Tuesday, May 26, 2009

"... ladies."

A Cambridge student athlete has made it to the finals in the Miss East Anglia competition, precursor to the Miss England pageant. Is this more or less shocking than a Hispanic woman who grew up in the projects getting a Supreme Court nomination? Check out the picture below and weigh in.



This is a toughie. Let's hear comments from the peanut gallery:

"Slim women - not anorexic - look better than fat blobby women. Get over it. If that weren't true, people wouldn't prefer them, would they?"

An excellent point, since "people" do objectively "prefer" the slim over the blobby, and we know this from detailed examinations of everything since the dawn of time. Thank you, John Stern from London.

What about Sonia Sotomayor, a Puerto Rican from the Bronx: could she really hold her own on America's highest bench? Educationally, she has scaled some very high ivy walls, graduating from
Princeton University, summa cum laude, in 1976, where she won the Pyne Prize, the highest general award given to Princeton undergraduates.[7] Sotomayor obtained her J.D. from Yale Law School in 1979, where she was an editor of the Yale Law Journal.
Still, surely there's a more qualified white man in the wings who is being overlooked simply for the sake of color? Again, speak, O peanut gallery!:

"This country has taken a dangerous shift away from the basic tenets of our Constitution , and instead of seizing the opportunity to right that ship, we get another poor choice designed to placate the masses.

Randy Barnett would have been a much better choice.

Unfortunately, being white and male,he didn’t have much of a chance from the start."

SO TRUE, SgNews. Btw, who is Randy Barnett?
the Austin B. Fletcher Professor of Law at Boston University, where he served as the faculty adviser for the Federalist Society. He joined the faculty of Georgetown University Law Center in 2006. Barnett is a Senior Fellow of the Cato Institute and the Goldwater Institute. ... In 2009, he drafted the Bill of Federalism, 10 proposed amendments to the US Constitution designed to limit federal power and strengthen individual rights.
In other words, he's the Ron Paul candidate for the bench! I can't believe Obama didn't pick him. Of course, it wasn't his Libertarian views, his involvement with the Federalist Society, Cato Institute, or Goldwater Institute that held him back; it was his sex and his race, which as we all know are a serious barrier to advancement in America.

For more, because there is always more, see here and here.

Honestly, I am as shallow, judgmental, and quick to stereotype as anyone else who has grown up in this flawed society, and both of these women strike me as eminently qualified for their positions. I wish them the best. With all this criticism from all sides, though, is it any wonder women say they are less happy than they used to be? (Also, did anyone running that study consider that perhaps women feel allowed to be more honest these days?)

4 comments:

Karl Heideck said...

In re: your final question, about the Stevenson and Wolfers study, on women being less bappy:

Yes, they considered that question. I asked them personally, when they presented that paper in one of my classes last fall!

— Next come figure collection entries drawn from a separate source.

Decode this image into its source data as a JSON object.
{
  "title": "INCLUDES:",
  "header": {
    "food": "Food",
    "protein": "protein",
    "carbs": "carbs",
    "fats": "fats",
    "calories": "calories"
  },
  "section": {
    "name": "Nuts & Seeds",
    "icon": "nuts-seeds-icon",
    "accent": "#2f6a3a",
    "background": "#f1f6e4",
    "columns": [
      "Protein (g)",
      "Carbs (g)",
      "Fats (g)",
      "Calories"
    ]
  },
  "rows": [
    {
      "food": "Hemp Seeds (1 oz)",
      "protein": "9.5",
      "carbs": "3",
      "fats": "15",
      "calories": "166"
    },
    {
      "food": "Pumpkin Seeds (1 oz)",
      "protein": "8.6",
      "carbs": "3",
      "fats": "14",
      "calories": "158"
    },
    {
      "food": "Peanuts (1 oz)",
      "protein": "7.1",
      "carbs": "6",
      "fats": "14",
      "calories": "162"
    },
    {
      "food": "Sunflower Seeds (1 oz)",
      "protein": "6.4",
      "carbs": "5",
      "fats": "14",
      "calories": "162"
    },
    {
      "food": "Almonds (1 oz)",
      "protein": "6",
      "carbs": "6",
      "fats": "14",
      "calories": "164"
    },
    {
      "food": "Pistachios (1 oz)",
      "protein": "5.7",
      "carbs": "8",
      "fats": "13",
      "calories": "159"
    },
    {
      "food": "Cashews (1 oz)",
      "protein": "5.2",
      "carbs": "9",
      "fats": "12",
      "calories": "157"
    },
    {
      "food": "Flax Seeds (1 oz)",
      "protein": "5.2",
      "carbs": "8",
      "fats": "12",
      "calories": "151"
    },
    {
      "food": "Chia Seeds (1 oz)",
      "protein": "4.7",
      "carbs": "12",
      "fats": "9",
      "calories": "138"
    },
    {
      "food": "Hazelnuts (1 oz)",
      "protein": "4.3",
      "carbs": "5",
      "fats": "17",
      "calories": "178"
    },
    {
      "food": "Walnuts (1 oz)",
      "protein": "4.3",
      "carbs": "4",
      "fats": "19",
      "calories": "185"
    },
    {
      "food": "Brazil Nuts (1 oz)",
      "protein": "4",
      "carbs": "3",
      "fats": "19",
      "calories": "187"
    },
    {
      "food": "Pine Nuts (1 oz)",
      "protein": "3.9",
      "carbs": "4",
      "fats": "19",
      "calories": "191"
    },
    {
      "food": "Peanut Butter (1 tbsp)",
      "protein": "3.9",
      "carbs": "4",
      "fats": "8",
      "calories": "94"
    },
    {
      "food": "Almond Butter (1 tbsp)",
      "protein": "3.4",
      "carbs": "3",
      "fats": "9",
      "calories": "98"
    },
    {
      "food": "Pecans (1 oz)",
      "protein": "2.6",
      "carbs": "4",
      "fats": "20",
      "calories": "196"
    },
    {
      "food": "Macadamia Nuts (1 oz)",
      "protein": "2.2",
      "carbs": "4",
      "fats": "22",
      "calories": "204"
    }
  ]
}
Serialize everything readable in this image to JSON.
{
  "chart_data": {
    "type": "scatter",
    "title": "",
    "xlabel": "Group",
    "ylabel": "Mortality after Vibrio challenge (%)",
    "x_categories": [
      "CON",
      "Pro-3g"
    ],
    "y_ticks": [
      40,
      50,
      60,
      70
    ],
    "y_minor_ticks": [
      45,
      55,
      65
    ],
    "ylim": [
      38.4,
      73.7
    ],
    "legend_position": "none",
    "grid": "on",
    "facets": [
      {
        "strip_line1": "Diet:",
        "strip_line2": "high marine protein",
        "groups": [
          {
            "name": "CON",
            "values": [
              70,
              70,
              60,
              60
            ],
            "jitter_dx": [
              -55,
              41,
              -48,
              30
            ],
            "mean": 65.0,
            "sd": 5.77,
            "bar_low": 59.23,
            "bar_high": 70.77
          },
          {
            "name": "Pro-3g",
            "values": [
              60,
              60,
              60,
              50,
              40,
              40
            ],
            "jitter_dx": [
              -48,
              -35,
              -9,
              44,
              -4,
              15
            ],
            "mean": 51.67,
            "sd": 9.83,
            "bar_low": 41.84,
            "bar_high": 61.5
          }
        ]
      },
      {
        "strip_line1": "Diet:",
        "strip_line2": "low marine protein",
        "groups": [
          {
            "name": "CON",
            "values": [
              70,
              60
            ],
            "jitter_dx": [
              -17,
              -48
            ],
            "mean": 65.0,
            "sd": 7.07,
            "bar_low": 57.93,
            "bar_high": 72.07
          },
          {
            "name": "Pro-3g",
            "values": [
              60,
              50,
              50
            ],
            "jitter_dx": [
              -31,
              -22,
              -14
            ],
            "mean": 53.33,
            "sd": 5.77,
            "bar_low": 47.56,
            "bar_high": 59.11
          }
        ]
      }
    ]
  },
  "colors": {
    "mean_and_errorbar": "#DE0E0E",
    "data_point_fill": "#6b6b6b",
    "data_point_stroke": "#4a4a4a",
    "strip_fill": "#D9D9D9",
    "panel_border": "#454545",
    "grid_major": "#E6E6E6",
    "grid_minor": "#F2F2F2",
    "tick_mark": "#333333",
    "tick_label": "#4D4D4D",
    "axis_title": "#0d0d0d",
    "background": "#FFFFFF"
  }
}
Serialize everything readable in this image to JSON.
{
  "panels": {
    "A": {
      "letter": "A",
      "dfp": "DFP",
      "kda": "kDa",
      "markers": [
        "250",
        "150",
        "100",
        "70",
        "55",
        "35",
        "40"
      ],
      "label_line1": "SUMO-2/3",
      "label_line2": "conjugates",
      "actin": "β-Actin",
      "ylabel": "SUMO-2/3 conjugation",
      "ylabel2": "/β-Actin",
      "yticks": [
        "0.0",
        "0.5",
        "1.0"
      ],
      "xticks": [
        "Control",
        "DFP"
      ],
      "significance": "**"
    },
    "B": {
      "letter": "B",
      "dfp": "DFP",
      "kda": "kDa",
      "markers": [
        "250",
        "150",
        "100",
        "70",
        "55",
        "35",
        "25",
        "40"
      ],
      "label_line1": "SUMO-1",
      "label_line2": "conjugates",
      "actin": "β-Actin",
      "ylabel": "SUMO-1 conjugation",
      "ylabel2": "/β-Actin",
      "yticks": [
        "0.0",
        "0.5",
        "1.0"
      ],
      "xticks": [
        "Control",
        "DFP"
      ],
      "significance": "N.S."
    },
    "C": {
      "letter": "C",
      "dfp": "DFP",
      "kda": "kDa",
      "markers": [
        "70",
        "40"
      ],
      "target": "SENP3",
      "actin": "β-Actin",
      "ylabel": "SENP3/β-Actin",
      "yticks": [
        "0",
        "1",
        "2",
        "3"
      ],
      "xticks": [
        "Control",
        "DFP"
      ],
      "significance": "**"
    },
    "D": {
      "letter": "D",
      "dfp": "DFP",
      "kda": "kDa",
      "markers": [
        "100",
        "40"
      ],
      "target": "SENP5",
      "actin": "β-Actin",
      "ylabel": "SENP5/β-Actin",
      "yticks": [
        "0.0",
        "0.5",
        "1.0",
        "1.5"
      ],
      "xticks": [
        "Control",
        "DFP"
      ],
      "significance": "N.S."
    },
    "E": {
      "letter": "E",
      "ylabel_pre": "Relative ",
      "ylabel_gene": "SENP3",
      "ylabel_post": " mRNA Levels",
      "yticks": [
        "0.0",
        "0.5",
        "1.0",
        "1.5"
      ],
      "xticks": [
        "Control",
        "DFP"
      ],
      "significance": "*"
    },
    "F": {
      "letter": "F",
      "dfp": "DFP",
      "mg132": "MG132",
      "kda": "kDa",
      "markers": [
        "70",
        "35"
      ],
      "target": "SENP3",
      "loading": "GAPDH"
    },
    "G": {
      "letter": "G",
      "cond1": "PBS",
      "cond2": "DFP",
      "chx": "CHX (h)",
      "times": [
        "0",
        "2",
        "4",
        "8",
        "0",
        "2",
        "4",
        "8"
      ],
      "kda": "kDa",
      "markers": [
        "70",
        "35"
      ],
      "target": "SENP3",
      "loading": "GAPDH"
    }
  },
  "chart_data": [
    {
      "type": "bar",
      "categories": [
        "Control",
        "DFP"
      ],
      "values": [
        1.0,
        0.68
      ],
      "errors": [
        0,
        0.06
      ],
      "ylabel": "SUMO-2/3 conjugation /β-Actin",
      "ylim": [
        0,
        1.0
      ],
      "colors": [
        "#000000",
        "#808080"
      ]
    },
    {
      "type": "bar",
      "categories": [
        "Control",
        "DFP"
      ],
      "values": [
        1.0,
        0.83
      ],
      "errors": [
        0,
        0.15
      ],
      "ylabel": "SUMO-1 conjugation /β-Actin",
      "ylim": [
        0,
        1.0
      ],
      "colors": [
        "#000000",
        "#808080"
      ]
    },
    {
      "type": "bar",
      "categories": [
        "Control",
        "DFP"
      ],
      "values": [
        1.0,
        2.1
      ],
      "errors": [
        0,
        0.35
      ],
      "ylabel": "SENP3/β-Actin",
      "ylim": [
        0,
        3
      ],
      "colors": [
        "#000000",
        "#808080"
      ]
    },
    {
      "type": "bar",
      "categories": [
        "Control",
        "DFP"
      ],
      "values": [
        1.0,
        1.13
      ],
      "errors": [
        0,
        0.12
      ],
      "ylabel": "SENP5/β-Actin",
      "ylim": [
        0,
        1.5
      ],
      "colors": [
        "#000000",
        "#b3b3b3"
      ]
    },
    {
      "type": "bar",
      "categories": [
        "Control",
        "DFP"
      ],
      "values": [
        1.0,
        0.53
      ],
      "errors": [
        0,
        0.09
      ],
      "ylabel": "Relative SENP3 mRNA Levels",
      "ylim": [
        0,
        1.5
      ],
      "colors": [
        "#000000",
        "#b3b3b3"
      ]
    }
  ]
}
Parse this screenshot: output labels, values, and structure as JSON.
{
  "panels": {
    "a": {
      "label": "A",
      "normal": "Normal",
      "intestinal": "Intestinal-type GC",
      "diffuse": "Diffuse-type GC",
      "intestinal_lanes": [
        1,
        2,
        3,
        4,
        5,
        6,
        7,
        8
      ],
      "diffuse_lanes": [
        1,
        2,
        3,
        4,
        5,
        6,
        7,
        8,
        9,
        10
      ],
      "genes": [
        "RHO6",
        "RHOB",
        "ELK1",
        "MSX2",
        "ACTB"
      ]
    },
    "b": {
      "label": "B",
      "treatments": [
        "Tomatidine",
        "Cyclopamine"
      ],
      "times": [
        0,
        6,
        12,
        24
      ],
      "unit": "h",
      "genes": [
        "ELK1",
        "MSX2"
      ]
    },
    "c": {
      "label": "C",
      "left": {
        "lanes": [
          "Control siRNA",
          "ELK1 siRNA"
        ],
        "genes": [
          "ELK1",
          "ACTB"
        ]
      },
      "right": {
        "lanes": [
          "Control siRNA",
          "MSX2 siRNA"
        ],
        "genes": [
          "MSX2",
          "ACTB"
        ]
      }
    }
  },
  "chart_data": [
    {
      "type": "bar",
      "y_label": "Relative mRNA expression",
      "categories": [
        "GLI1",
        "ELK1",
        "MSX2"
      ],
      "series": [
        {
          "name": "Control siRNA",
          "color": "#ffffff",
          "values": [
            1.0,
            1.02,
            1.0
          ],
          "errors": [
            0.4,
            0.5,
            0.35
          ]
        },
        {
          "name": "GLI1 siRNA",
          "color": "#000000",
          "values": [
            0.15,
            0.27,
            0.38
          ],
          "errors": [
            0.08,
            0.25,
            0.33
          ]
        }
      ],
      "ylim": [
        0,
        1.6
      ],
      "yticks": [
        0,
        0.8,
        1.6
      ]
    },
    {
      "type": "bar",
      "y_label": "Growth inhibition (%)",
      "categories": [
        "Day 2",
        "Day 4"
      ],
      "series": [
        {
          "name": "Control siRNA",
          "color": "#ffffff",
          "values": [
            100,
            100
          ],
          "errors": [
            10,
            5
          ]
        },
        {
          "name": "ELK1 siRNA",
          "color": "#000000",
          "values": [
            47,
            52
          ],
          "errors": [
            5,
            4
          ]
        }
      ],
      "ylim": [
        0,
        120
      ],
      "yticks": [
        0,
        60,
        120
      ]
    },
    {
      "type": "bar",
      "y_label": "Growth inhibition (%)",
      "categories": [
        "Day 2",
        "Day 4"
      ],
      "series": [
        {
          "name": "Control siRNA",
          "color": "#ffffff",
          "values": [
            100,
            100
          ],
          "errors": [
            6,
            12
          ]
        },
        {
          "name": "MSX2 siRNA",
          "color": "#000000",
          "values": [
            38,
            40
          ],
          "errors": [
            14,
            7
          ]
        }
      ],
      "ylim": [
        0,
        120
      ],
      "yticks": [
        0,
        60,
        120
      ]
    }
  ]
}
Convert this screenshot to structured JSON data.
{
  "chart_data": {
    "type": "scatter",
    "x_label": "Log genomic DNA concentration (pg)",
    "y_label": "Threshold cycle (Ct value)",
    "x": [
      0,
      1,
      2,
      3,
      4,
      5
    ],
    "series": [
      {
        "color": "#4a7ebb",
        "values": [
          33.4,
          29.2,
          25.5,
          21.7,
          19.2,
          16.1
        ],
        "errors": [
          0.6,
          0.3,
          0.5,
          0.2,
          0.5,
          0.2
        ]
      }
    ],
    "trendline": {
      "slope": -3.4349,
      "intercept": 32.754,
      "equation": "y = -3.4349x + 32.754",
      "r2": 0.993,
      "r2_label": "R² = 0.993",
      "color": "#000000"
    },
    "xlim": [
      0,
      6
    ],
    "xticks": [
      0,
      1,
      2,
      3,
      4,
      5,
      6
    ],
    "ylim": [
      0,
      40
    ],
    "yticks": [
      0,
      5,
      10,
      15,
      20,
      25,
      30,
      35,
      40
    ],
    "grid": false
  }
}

The two of them are doing excellent work in cognitive theory and subjective well-being. Check them out!

Rebecca said...

You will be perhaps happy to find out that the study Russ Douthat seems to think he's writing about for the Times really found almost no statistically significant difference between men and women's reported happiness when the study started or now. Here's a short response to the column with links to longer refutations: http://languagelog.ldc.upenn.edu/nll/?p=1456

Unknown said...

He passed on more qualified females of all colors.

Wolfers and Stevenson are good...and thorough. Imagine how good their kids will be.

ester said...

Thanks for that link, Rebecca. The chart there is dumbfounding. It kind of speaks for itself.